Chapel of the Virgin, St Denis basilica, via wiki commons by Myrabella
Abbot Suger was a man of many talents: he was a politician, statesman who served as regent of France when king was on crusade, he was a historian, art theorist, theologian and of course manager of a big and influential Abbey of Saint Denis. Not to idealise him: as many people of his times, he was sometimes opposing crusades, but sometimes he was in favor of them. Basilica of St Denis on wikipedia article

He was friend and confidant of the kings, and patron of artists and builders who had new ideas but were not given proper chance to bloom.

Sometimes, however, another situation happens: Abbot Suger is talked about as a single inventor of a Gothic style. This is not completely true: he wrote about aesthetics, wanted the walls to be higher, lighter, windows big and colorful, designed himself, introduced new features, loved things ornate and precious. But he collaborated with people who wanted to do things in a different way.Redesigning of St Denis wasn't his and only his project. He was very engaged, but didn't handle projects and firmly said: "build exactly what I drew." He was giving ideas, he accepted ideas, he was the project manager. Through him was possible to introduce large windows with pointed arches, ribbed vaults, clusters of columns, flying buttress, ambulatory with chapels radiating form it, and lots of light.

As you see on the picture above some features are still Carolingian, like for example columns, they still look like those from Antiquity. But arches are pointed already, vault is more complex, and windows are big.

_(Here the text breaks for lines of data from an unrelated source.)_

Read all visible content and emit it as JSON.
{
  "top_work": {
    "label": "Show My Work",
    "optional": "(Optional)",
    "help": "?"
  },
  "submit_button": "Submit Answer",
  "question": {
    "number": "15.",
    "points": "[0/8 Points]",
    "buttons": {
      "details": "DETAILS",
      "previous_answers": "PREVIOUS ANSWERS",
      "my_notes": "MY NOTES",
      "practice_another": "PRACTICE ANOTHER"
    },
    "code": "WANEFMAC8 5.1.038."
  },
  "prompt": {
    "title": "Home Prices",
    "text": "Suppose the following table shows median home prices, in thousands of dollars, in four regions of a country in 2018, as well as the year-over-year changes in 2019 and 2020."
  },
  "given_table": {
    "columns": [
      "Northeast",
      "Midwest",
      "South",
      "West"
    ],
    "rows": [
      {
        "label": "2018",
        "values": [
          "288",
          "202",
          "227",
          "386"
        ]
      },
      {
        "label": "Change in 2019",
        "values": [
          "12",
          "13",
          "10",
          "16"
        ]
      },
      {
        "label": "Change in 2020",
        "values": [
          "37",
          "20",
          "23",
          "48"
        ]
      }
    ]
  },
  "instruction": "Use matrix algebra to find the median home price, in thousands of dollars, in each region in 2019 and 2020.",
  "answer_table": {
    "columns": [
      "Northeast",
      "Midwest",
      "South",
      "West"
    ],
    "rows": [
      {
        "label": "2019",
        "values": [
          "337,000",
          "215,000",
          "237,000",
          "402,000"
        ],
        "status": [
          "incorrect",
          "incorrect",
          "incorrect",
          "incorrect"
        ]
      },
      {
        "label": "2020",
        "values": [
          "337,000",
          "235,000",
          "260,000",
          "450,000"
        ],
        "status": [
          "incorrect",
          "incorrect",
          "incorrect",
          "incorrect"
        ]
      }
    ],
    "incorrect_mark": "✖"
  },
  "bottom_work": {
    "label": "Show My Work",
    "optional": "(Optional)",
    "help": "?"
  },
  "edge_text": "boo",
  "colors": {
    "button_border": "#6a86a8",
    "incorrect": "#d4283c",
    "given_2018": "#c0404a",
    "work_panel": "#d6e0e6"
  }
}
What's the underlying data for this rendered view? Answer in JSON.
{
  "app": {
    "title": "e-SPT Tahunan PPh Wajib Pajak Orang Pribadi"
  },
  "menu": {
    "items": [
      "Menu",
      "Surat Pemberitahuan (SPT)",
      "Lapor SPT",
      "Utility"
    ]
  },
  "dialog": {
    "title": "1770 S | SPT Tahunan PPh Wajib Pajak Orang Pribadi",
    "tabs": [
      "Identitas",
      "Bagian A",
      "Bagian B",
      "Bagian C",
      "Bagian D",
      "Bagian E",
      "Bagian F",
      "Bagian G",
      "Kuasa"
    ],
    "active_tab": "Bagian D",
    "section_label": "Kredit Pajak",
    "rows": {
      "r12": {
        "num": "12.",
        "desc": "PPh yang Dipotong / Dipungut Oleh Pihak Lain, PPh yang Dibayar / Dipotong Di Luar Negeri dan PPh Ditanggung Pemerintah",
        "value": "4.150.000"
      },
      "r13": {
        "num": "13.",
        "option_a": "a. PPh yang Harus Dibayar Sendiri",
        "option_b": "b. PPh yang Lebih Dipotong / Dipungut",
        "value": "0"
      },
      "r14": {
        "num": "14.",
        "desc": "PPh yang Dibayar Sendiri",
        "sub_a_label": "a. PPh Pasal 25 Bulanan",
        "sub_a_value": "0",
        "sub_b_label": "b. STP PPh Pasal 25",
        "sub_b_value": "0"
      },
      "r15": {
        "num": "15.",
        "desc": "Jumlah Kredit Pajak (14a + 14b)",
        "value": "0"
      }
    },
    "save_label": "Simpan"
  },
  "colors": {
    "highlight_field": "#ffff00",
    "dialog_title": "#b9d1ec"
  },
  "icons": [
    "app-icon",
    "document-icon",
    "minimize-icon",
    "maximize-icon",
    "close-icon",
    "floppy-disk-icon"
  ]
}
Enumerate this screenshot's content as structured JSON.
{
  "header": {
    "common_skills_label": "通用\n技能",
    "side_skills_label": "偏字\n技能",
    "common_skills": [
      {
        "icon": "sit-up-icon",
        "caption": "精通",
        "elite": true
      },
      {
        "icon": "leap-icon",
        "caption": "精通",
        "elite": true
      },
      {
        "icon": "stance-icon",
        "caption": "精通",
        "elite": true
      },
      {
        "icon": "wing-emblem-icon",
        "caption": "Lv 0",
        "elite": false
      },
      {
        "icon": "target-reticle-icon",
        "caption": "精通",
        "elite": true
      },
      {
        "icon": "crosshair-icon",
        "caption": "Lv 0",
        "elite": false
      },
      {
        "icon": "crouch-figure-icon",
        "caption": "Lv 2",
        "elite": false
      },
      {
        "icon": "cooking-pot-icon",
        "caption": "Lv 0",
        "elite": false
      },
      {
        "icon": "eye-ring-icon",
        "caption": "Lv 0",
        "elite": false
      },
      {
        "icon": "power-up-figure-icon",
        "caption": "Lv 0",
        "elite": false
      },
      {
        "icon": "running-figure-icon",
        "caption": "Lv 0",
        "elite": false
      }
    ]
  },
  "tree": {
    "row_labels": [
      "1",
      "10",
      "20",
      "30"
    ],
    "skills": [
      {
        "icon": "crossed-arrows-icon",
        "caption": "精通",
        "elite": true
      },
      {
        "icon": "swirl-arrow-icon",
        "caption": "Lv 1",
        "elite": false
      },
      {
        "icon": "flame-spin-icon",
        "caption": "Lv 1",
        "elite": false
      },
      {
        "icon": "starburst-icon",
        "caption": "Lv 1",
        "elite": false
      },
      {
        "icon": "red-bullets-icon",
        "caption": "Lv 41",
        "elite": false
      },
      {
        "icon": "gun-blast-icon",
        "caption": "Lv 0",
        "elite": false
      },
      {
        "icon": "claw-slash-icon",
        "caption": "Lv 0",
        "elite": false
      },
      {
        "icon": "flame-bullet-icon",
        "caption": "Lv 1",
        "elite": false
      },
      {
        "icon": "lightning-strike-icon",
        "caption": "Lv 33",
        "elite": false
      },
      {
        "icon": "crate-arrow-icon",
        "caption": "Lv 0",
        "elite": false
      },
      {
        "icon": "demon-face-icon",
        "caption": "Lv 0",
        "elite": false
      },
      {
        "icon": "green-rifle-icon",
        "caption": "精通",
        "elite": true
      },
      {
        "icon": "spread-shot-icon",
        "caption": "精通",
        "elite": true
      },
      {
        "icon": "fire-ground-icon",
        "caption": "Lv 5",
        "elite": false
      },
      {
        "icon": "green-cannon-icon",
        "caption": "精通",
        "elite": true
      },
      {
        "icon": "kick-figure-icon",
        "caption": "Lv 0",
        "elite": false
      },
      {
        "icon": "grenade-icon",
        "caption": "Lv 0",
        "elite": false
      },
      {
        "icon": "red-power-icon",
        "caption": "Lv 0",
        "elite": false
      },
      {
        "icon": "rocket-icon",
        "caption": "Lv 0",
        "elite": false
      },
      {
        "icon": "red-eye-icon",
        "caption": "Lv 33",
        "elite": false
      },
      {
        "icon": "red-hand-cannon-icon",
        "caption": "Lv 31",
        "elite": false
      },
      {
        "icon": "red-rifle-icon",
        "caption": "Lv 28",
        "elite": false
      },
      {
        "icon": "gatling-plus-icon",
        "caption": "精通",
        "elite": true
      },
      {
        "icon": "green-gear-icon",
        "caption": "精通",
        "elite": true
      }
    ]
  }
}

Gothic style was a natural development of Romanesque style: what happens the newer style tended to make the building more spread in smaller part, branching out, more differentiated in forms, less compact, in comparison to the solid mass of Romanesque churches. The style was adopted fast, specially in royal domain of Ille de France, but still a lot of experimentation was going on. It happened that not all architectural ideas worked perfectly, talking about Europe now in general, not only France. There were instances when parts of cathedrals collapsed, or bad accidents happened. But with time building science was catching up with new aesthetics of creating higher and higher churches with bigger and bigger windows.

Rosette window in St Denis, North side,via wiki commons by Amirwiki
About Zodiac, see my blog entry about Charters and Zodiac
A lot of enthusiasm was involved in such projects, specially in France. France was the cradle of Gothic style and from here the style radiated to other countries. More stones were moved in France during the era of building Gothic cathedrals than in old Egypt in construction of pyramids, and cathedral builders were properly compensated. People who helped were volunteers, no slave work involved.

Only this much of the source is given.